Loss aversion—the idea that losses hurt more than gains feel good—is one of the most well-known insights of behavioral economics. Originally developed by Daniel Kahneman and Amos Tversky in the late 1970s as a component of “prospect theory”, loss aversion has since come to be seen as the driving force behind a wide range of phenomena such as the endowment effect, status quo bias, the disposition effect, and even the equity risk premium. However, a new article forthcoming in the Journal of Consumer Psychology makes the provocative claim that despite widespread belief to the contrary, losses are not actually more impactful than gains as a general psychological principle.
In this guest post, Dr. Derek Tharp – a Kitces.com Researcher, and a recent Ph.D. graduate from the financial planning program at Kansas State University – takes a deep dive into this provocative paper… examining the evidence on why losses may not truly loom larger than gains, and why it may be better to look at loss aversion as a concept that applies (only) in some specific circumstances.

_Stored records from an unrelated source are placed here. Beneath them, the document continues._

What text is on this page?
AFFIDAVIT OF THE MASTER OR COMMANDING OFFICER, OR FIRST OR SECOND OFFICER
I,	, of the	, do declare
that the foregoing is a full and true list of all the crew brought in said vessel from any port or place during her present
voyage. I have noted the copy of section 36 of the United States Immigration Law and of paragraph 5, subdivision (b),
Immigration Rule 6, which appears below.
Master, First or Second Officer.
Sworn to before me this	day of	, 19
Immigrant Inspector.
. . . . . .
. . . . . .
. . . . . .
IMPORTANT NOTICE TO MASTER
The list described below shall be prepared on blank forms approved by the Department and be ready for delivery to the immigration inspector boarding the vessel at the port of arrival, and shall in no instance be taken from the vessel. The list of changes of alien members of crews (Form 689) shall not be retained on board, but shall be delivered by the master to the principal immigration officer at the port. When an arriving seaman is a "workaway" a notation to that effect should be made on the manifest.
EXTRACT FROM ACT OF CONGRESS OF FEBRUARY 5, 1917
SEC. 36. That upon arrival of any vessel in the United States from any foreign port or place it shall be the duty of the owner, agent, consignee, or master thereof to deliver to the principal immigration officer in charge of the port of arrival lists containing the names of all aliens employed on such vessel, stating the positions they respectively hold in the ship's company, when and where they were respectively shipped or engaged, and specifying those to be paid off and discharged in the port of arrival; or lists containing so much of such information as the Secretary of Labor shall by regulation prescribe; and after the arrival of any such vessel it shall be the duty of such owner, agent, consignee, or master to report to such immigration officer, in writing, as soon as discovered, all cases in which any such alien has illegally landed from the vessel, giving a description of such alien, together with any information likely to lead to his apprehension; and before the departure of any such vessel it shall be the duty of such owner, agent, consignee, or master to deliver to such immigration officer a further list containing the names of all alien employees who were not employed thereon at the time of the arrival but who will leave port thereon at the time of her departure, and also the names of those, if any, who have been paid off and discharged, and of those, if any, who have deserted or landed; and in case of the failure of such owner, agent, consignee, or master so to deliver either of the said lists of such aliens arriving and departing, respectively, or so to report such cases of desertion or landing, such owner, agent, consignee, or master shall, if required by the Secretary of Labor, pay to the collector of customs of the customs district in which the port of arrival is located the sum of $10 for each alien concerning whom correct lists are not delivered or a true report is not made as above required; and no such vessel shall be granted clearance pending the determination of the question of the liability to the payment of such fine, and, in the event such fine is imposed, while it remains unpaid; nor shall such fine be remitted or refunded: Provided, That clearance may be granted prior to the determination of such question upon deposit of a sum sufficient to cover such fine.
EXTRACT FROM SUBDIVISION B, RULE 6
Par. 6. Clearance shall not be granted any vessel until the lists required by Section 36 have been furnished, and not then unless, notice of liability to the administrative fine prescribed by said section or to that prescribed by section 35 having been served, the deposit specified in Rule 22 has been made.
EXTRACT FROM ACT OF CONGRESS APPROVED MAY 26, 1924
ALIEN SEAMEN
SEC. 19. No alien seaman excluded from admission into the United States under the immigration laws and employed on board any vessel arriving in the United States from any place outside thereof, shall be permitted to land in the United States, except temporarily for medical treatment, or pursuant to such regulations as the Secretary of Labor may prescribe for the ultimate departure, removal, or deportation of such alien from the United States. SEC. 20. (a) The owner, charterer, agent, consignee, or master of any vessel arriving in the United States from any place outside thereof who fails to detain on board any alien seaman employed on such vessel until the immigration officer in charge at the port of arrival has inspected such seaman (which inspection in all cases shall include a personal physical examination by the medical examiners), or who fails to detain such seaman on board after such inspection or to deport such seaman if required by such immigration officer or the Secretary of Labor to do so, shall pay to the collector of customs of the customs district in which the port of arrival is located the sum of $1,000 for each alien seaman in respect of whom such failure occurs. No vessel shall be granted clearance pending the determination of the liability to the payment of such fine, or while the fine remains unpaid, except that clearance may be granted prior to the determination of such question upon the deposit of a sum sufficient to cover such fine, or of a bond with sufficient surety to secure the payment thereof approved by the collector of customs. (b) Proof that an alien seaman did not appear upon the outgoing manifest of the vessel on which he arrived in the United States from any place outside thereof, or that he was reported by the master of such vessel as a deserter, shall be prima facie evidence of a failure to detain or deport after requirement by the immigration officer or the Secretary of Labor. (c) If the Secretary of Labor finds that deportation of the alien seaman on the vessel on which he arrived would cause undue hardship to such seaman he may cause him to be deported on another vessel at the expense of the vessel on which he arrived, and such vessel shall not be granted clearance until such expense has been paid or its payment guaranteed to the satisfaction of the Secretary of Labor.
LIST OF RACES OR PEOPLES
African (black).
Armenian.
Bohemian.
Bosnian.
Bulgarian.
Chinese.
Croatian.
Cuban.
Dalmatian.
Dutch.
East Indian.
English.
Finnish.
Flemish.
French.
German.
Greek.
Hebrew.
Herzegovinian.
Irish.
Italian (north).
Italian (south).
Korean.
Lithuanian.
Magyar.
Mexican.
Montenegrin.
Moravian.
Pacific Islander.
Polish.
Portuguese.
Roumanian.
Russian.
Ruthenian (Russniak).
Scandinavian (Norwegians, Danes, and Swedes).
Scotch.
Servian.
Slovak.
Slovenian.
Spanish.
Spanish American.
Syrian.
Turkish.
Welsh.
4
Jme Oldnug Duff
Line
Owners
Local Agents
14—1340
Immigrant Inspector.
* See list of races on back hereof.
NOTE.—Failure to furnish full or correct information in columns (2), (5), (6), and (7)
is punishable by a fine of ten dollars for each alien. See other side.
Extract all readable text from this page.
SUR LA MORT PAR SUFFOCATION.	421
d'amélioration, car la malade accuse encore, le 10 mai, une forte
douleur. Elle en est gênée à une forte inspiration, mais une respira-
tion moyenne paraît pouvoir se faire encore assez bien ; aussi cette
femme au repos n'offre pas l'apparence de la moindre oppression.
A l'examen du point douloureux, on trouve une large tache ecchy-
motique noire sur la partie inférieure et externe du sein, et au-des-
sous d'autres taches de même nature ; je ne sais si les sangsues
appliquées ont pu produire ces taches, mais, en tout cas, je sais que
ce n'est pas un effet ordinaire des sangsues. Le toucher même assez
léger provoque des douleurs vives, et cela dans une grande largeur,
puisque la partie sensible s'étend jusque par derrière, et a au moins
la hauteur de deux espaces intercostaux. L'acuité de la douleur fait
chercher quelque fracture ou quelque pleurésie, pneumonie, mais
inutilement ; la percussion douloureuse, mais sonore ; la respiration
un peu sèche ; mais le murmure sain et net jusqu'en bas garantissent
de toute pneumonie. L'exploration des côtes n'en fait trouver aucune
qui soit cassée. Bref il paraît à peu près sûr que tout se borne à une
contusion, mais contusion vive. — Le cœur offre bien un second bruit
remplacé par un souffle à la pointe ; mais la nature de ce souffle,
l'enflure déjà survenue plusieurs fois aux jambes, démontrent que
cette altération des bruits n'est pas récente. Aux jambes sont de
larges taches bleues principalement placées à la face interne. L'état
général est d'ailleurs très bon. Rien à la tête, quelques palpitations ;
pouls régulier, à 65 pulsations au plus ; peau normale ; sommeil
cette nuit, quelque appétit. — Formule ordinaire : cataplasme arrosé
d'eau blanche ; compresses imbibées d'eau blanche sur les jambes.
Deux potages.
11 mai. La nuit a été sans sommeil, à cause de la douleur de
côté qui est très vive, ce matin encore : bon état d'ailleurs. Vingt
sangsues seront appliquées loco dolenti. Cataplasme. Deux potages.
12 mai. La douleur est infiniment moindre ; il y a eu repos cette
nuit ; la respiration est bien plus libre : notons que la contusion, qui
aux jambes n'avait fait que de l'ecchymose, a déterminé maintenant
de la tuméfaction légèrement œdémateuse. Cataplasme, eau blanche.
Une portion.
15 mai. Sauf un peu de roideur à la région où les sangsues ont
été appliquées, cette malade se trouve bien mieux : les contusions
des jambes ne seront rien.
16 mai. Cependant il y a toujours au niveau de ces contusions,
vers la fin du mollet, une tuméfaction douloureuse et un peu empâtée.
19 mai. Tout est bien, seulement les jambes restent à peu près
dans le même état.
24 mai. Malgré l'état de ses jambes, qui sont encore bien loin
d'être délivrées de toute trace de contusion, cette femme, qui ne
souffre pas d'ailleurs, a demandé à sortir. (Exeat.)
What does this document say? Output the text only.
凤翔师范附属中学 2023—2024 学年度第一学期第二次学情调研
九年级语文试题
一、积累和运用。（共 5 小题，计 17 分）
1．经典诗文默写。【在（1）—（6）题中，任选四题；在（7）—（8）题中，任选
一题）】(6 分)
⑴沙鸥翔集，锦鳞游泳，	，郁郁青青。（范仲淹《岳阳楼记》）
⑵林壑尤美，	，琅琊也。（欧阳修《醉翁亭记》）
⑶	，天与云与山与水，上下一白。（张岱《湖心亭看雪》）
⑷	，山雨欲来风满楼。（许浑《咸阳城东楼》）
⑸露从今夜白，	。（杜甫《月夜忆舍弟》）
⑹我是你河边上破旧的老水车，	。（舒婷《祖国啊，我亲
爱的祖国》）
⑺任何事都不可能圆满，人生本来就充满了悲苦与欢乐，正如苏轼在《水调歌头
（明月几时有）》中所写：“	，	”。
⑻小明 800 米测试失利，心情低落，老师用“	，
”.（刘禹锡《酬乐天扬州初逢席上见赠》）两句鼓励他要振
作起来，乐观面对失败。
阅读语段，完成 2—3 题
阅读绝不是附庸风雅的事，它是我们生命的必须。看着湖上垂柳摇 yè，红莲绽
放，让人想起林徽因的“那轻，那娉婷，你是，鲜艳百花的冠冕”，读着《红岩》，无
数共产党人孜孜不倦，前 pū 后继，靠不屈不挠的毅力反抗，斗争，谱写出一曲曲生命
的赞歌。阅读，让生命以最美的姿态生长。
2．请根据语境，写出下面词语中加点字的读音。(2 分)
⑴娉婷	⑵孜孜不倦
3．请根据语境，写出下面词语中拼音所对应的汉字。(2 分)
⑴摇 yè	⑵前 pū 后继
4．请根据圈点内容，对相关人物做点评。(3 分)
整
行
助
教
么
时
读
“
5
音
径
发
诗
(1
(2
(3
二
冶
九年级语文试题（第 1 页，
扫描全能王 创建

In their forthcoming paper, researchers David Gal of the University of Illinois at Chicago and Derek Rucker of Northwestern University examine the history of loss aversion research, beginning with Kahneman and Tversky’s seminal paper and growing into one of the most widely accepted ideas in social science. Developed out of a need to address anomalies which could not be addressed by expected utility theory, Kahneman and Tversky provided a clever explanation for why loss aversion could result in people being risk averse when evaluating gains and risk seeking when evaluating losses. However, based on Gal and Rucker’s review of the research that has emerged since the development of prospect theory, as well as some of their own research which has attempted to isolate the effects of loss aversion relative to alternative explanations, the authors conclude that loss aversion has been greatly overgeneralized. Instead of being a general psychological principle, loss aversion appears to apply more or less based on the specific circumstances of a given situation, and it cannot be said that losses simply loom larger than gains.
As a result, financial planners should be careful not to assume that loss aversion applies in situations in which it may not. From career considerations to portfolio management strategies and even retirement income planning… clients may not actually be as loss-avoiding as we once believed, and the research suggests there really are situations where they may prefer to seek gains than to simply minimize risk of loss. Some more nuanced perspectives related to perceptions of losses and gains also provide potential insight for financial planners relevant to topics ranging from clients chasing gains to the ways in which financial planners sell and package their services. But ultimately, the key is to acknowledge that, despite conventional wisdom, losses may not truly loom larger than gains!